Pub #3 in my attempt to visit every pub in Cambridge over the next year…
I’ve written previously about the history of the Eagle, so I’ll keep this brief. The Eagle is one of the oldest Cambridge pubs and probably the most famous owing to its associations with the discovery of DNA, and its RAF bar, the ceiling covered in the graffiti of World War II airmen who burned their names and squadron numbers onto it using cigarette lighters and candles. It’s packed when we visit, it always is, and we’re lucky that the people at the table we’re standing next to get up to leave as we’re looking around for a seat. For others it’s standing room only, but then some people do come here just to stand, take photos, especially of the aforementioned ceiling, then leave without even staying for a drink (I later stand and take a photo of the RAF bar for this post, looking like the very tourists I’m describing – perhaps they’re all blogging about it too).

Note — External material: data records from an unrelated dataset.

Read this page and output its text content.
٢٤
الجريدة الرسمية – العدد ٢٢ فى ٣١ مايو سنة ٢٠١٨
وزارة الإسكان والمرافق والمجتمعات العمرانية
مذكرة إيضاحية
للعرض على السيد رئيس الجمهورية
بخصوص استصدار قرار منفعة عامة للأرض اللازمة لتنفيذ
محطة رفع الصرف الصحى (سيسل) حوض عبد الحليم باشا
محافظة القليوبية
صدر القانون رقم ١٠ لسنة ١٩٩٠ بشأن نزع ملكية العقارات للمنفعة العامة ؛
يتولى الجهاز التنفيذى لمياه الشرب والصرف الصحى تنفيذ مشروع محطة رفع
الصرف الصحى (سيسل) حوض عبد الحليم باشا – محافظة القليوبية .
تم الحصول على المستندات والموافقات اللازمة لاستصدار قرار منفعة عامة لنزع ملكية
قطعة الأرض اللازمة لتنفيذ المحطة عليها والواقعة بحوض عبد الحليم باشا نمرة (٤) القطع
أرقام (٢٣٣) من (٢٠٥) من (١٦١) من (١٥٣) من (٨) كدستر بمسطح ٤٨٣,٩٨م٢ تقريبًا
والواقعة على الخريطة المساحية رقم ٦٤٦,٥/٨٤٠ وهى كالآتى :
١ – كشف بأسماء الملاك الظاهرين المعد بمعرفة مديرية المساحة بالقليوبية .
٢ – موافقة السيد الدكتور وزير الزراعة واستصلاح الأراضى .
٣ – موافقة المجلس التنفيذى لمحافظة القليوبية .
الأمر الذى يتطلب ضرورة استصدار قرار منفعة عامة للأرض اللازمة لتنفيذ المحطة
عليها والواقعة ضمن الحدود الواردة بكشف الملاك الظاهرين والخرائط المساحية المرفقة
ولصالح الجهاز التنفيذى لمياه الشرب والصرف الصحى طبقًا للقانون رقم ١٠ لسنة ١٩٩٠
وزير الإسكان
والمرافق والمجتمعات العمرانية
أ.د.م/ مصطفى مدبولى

In each room every table is full and seems to have or be waiting for food. The menu here reflects the need for fast service and rapid turnover – pies, fish and chips, burgers. Nevertheless, as I’m at the bar an agitated man pushes to the front and loudly asks “Just how long is the wait for food?”. “About 25 minutes sir” says a barman with an Italian accent, who’s pouring a round of drinks for a group at the bar. “Oh for goodness sake” huffs the customer, turns on his heels and storms off. The barman looks at me amused, “some people are crazy, no?!”.
The number of different beers on offer also reflects the high throughput – I count about 10 cask ales, albeit 7 of them from Greene King, along with the usual keg lagers – disappointingly the Brewdog Santa Paws has all gone so I settle for an Abbot Reserve.
It’s well decorated for Christmas, fairy lights and tinsel everywhere, and of course a Rocking Rudolph flashing pump clip. Despite the temperature outside failing to rise above zero degrees C, the outdoor seating under the patio heaters has plenty of customers too. As we leave, squeezing our way through the people stood in the doorway aiming cameras at the ceiling, I note that a particular upstairs window is indeed open, seeming to confirm the tale about the fire and associated ghost – it’s said that some children were unable to escape from the room during a fire a few hundred years ago, so it’s written into the lease that it should always remain open, with any attempts to close it having strange and unwelcome consequences. It must be true – a window wouldn’t be left open in weather this cold without good reason.
Greene King Abbot Ale, Abbot Reserve, Eagle DNA, Fireside, IPA, St Edmunds, Rocking Rudolph, Black Sheep Shearer, Cottage Memphis Belle, Sadlers Peaky Blinder.
Becks, Guinness, Hop House lager, Estrella, Peroni, San Miguel.